I caught my breath enough to say, “What is a Hollow?” Not even my bracelet had information on them.

“Both Bridge and Empath.”

I stared at the painted floor swirling around me, then up at him. “I don’t believe you.”

He smiled. “Yes, I erased such information long ago, but who would believe it anyway? That’s the most interesting part of the ability. Cognitively, it doesn’t mean I have to care, I must understand. And I always understand.”

“So, what,” I said, rolling lethargically out of reach of his next pull while accessing passive information from my bracelet—the bracelet that held both the spirit of Christian and the enduring friendship of Will. I clasped the fleeting feeling, burying it deep. “You understand why people do what they do—you can even facilitate a response from them—”

“With precision.” He smiled.

“—but you don't have any of the side effects of caring?”

“It's called cognitive empathy. But without all the nasty affective part that causes great men to be average.”

He swirled through the paint and I groaned as another bit of love fled from me, causing another connection to dim.

“It makes me a decidedly excellent leader.”

“And yet, not necessarily a great human,” I spit. He took half that anger, too.

“In just a few minutes, I'll have enough of your emotion for you to willingly walk out of here and right into the lovely place I have set up for you.”

“Never.” I tried to hide the connections I had left, the strongest of them, covering them. Stavros simply lifted the feelings beneath, and one by one they started to die.

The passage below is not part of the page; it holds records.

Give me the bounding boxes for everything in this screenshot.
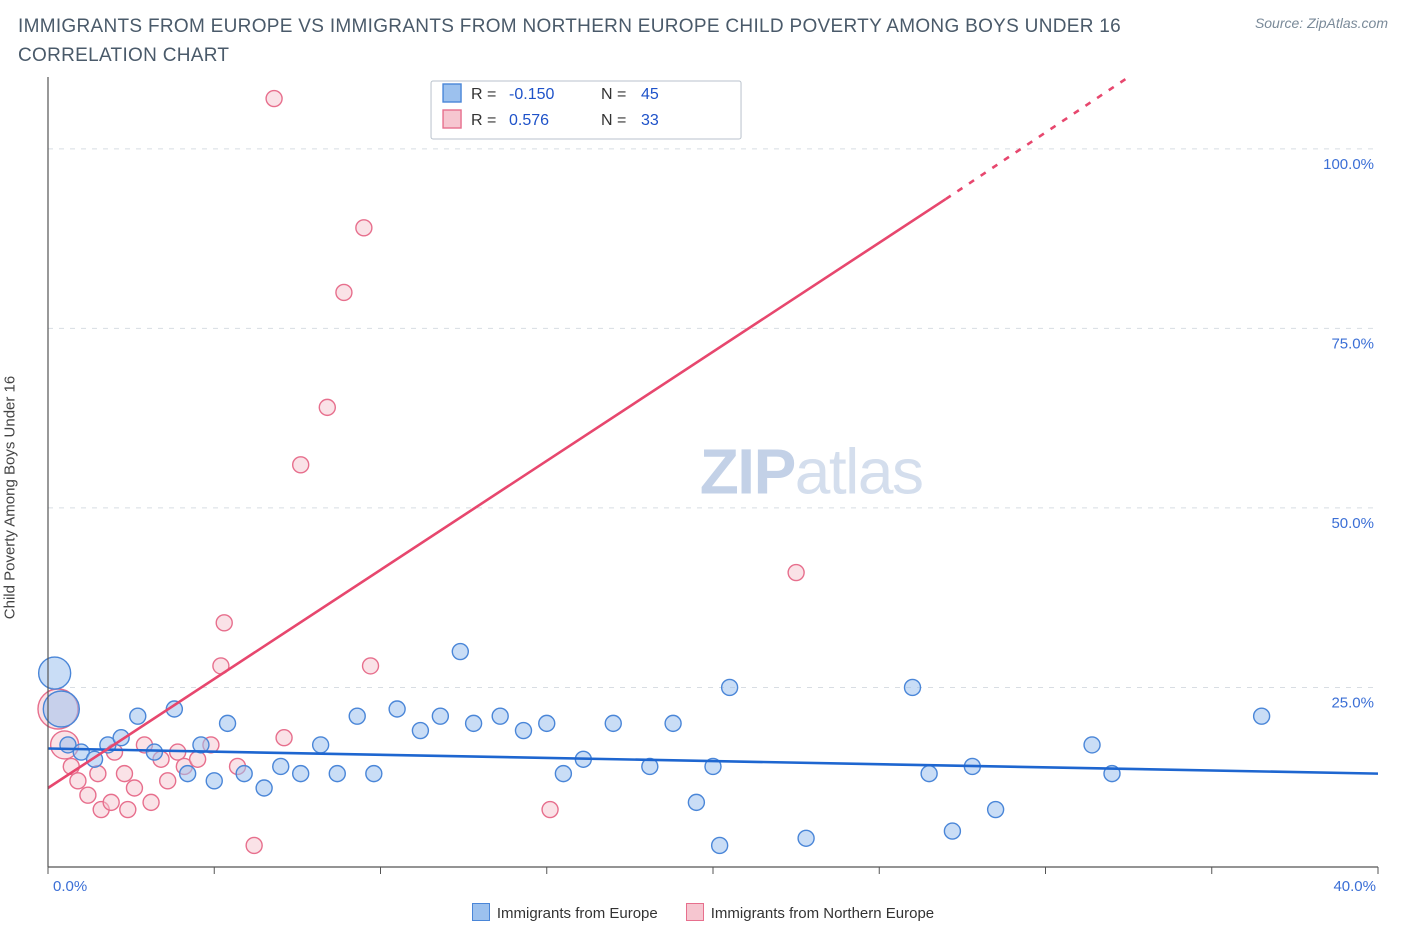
data-point [146,744,162,760]
svg-text:N =: N = [601,112,626,129]
data-point [688,794,704,810]
data-point [143,794,159,810]
data-point [220,715,236,731]
svg-text:0.0%: 0.0% [53,878,87,895]
svg-text:40.0%: 40.0% [1333,878,1376,895]
data-point [70,773,86,789]
source-attribution: Source: ZipAtlas.com [1255,15,1388,31]
legend-swatch [443,110,461,128]
data-point [103,794,119,810]
data-point [492,708,508,724]
data-point [90,766,106,782]
svg-text:N =: N = [601,86,626,103]
data-point [722,679,738,695]
data-point [266,90,282,106]
chart-title: IMMIGRANTS FROM EUROPE VS IMMIGRANTS FRO… [18,12,1138,71]
data-point [555,766,571,782]
svg-text:-0.150: -0.150 [509,86,554,103]
data-point [1084,737,1100,753]
data-point [329,766,345,782]
data-point [43,691,79,727]
data-point [236,766,252,782]
data-point [126,780,142,796]
svg-text:100.0%: 100.0% [1323,156,1374,173]
data-point [712,837,728,853]
svg-text:ZIPatlas: ZIPatlas [700,435,923,507]
source-name: ZipAtlas.com [1307,15,1388,31]
svg-text:33: 33 [641,112,659,129]
data-point [293,766,309,782]
data-point [798,830,814,846]
data-point [905,679,921,695]
trendline-pink-dashed [946,77,1129,199]
data-point [216,615,232,631]
svg-text:75.0%: 75.0% [1331,335,1374,352]
scatter-chart: 25.0% 50.0% 75.0% 100.0% ZIPatlas 0.0% 40.0% R … [18,77,1388,901]
data-point [542,801,558,817]
data-point [273,758,289,774]
data-point [412,722,428,738]
data-point [1254,708,1270,724]
data-point [515,722,531,738]
data-point [366,766,382,782]
data-point [319,399,335,415]
data-point [246,837,262,853]
data-point [313,737,329,753]
legend-label: Immigrants from Europe [497,905,658,922]
legend-item: Immigrants from Northern Europe [686,903,934,922]
data-point [336,284,352,300]
data-point [180,766,196,782]
data-point [539,715,555,731]
legend-label: Immigrants from Northern Europe [711,905,934,922]
series-legend: Immigrants from Europe Immigrants from No… [18,903,1388,922]
data-point [80,787,96,803]
data-point [349,708,365,724]
data-point [988,801,1004,817]
data-point [432,708,448,724]
data-point [788,564,804,580]
svg-text:45: 45 [641,86,659,103]
data-point [452,643,468,659]
svg-text:R =: R = [471,86,496,103]
data-point [389,701,405,717]
y-axis-label: Child Poverty Among Boys Under 16 [2,376,19,619]
legend-swatch [443,84,461,102]
data-point [206,773,222,789]
data-point [116,766,132,782]
data-point [363,658,379,674]
data-point [921,766,937,782]
data-point [39,657,71,689]
data-point [605,715,621,731]
data-point [276,730,292,746]
data-point [466,715,482,731]
svg-text:R =: R = [471,112,496,129]
data-point [665,715,681,731]
legend-swatch [686,903,704,921]
data-point [130,708,146,724]
data-point [120,801,136,817]
legend-swatch [472,903,490,921]
legend-item: Immigrants from Europe [472,903,658,922]
data-point [190,751,206,767]
chart-area: Child Poverty Among Boys Under 16 25.0%5… [18,77,1388,901]
svg-text:0.576: 0.576 [509,112,549,129]
svg-text:25.0%: 25.0% [1331,694,1374,711]
data-point [356,220,372,236]
data-point [293,457,309,473]
data-point [160,773,176,789]
source-label: Source: [1255,15,1303,31]
data-point [256,780,272,796]
svg-text:50.0%: 50.0% [1331,515,1374,532]
data-point [944,823,960,839]
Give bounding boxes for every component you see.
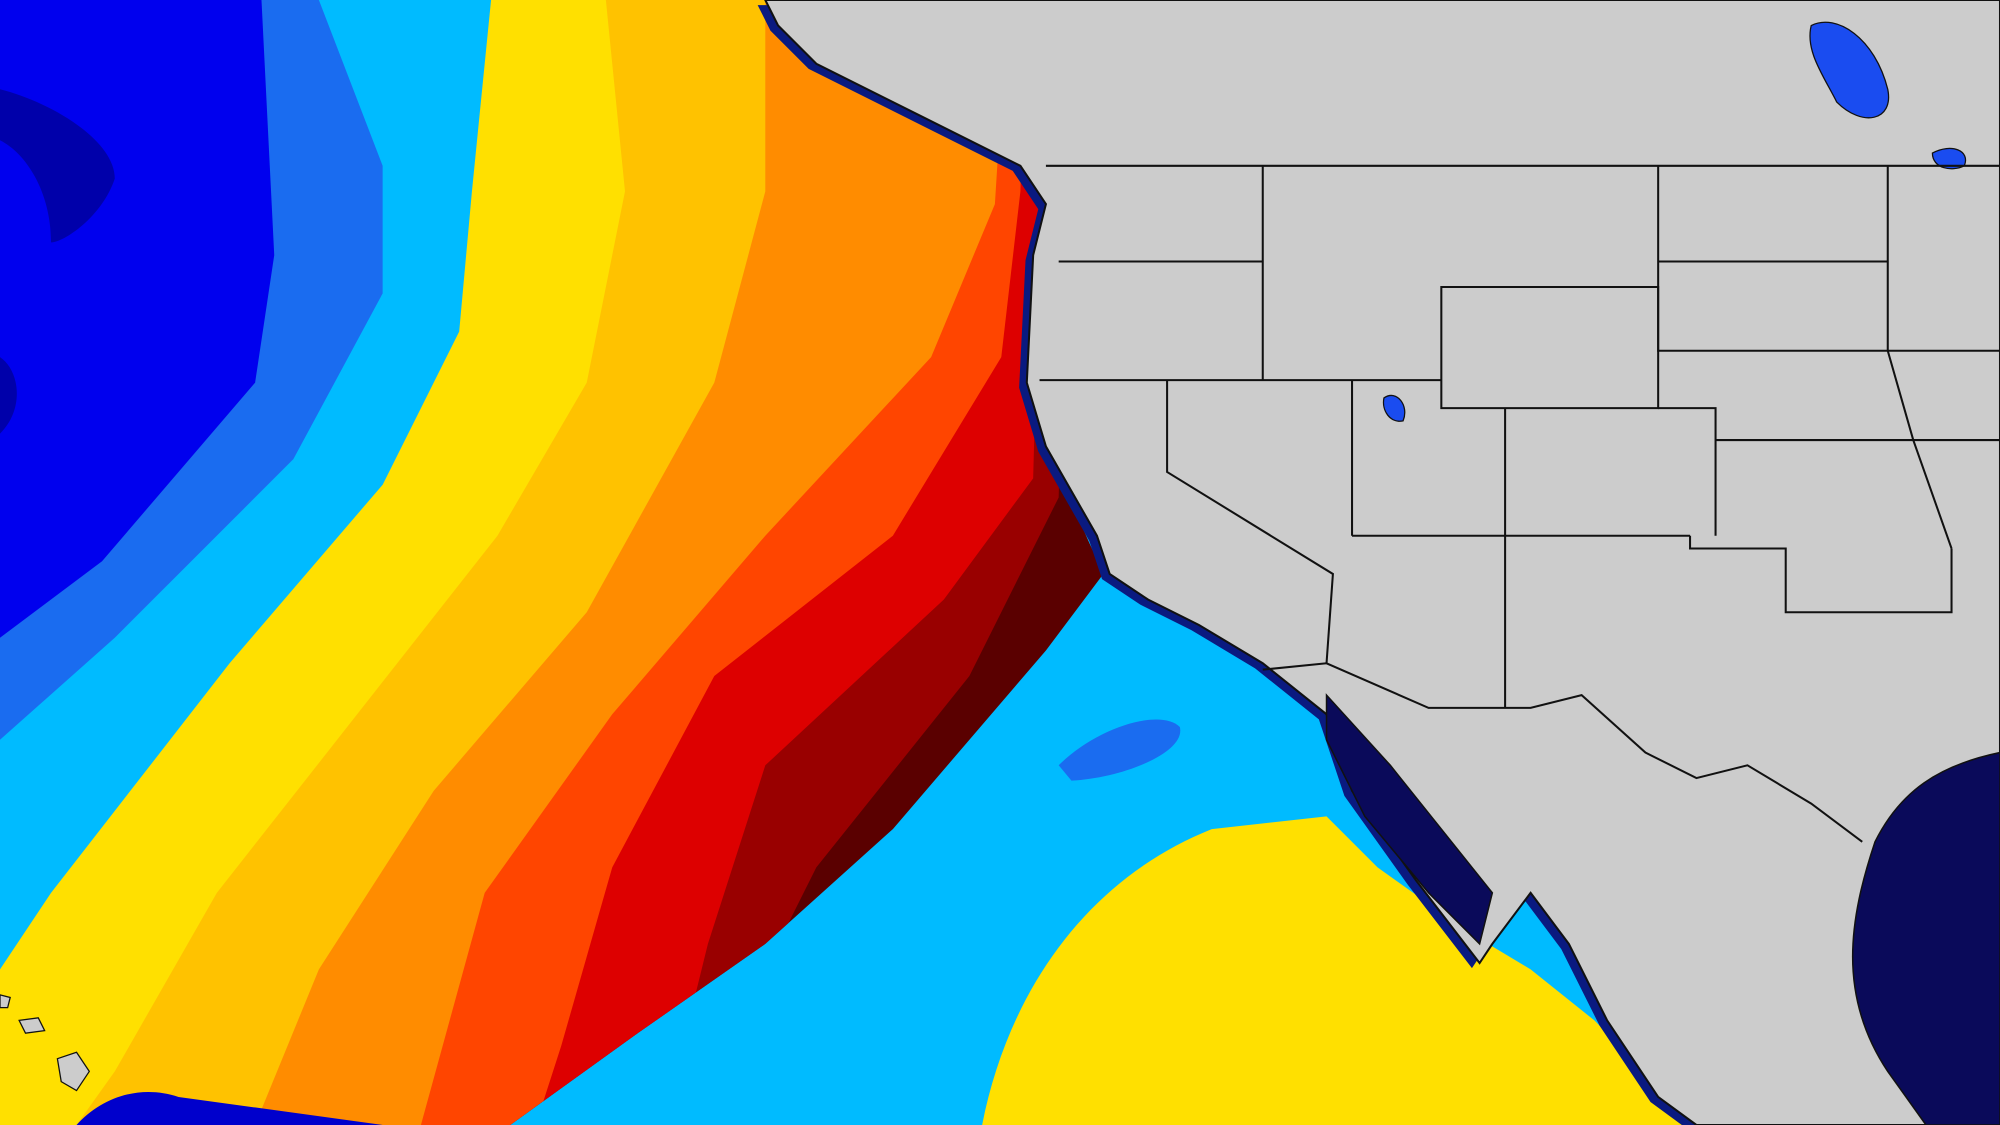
color-bands <box>0 0 1104 1125</box>
land <box>764 0 2000 1125</box>
border <box>1886 165 1953 549</box>
islands <box>0 994 91 1092</box>
band-core <box>0 357 17 434</box>
warm-zone <box>982 816 1697 1125</box>
border <box>1166 380 1334 664</box>
band-edge <box>76 1091 383 1125</box>
island <box>0 994 11 1009</box>
ocean-eddy <box>1058 719 1181 781</box>
island <box>56 1051 91 1092</box>
band-core <box>0 89 115 243</box>
gulf-of-mexico <box>1851 751 2000 1125</box>
lake <box>1809 21 1890 119</box>
island <box>18 1017 46 1034</box>
borders <box>1039 164 2000 843</box>
border <box>1262 662 1863 843</box>
border <box>1658 407 2000 536</box>
border <box>1657 165 2000 352</box>
border <box>1689 535 1953 614</box>
lake <box>1382 394 1406 422</box>
gulf-of-california <box>1325 693 1494 946</box>
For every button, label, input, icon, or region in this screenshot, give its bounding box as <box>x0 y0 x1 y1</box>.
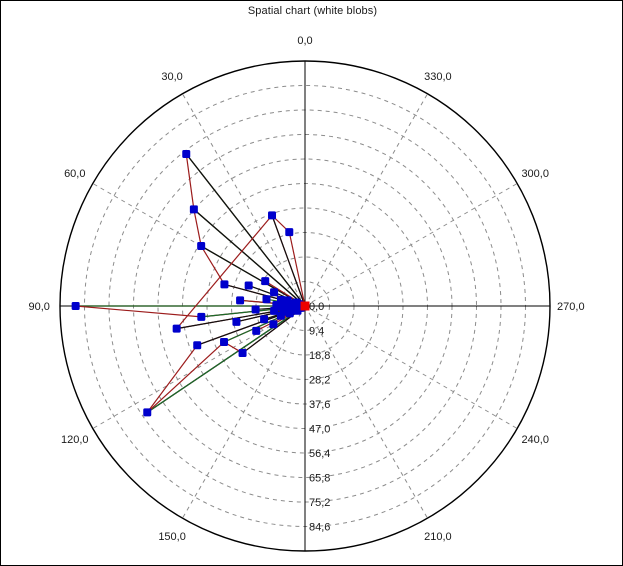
svg-text:30,0: 30,0 <box>161 71 182 83</box>
svg-text:75,2: 75,2 <box>309 497 330 509</box>
radial-tick-labels: 0,0 9,4 18,8 28,2 37,6 47,0 56,4 65,8 75,2 84,6 <box>309 301 330 534</box>
page-title: Spatial chart (white blobs) <box>247 5 378 17</box>
svg-text:0,0: 0,0 <box>297 35 312 47</box>
svg-text:47,0: 47,0 <box>309 424 330 436</box>
svg-text:150,0: 150,0 <box>158 531 186 543</box>
data-points <box>71 150 310 417</box>
svg-text:18,8: 18,8 <box>309 350 330 362</box>
data-lines <box>75 153 306 413</box>
svg-text:270,0: 270,0 <box>557 301 585 313</box>
svg-text:60,0: 60,0 <box>64 168 85 180</box>
svg-text:28,2: 28,2 <box>309 375 330 387</box>
svg-text:300,0: 300,0 <box>521 168 549 180</box>
svg-text:84,6: 84,6 <box>309 522 330 534</box>
svg-text:9,4: 9,4 <box>309 326 324 338</box>
svg-text:330,0: 330,0 <box>424 71 452 83</box>
svg-text:0,0: 0,0 <box>309 301 324 313</box>
angular-tick-labels: 0,030,060,090,0120,0150,0180,0210,0240,0… <box>28 35 585 543</box>
svg-text:56,4: 56,4 <box>309 448 330 460</box>
svg-text:65,8: 65,8 <box>309 473 330 485</box>
svg-text:240,0: 240,0 <box>521 434 549 446</box>
svg-text:37,6: 37,6 <box>309 399 330 411</box>
svg-text:120,0: 120,0 <box>61 434 89 446</box>
svg-text:210,0: 210,0 <box>424 531 452 543</box>
svg-text:90,0: 90,0 <box>28 301 49 313</box>
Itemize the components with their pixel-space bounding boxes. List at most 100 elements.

“Better to just let it happen, my dear. Easier. You won't care about your comrades soon anyway. Their love will seem like a burden to you.”

“I'll never leave them.”

He smiled. “Oh, you will.”

The connection to Neph went gray. Worse, I suddenly felt nothing as I looked at it. I knew that this wasn't right, but there was nothing to connect me to an emotion.

I looked at the threads to Olivia, which were struggling to hold.

“Did you do this to Helen Price too?”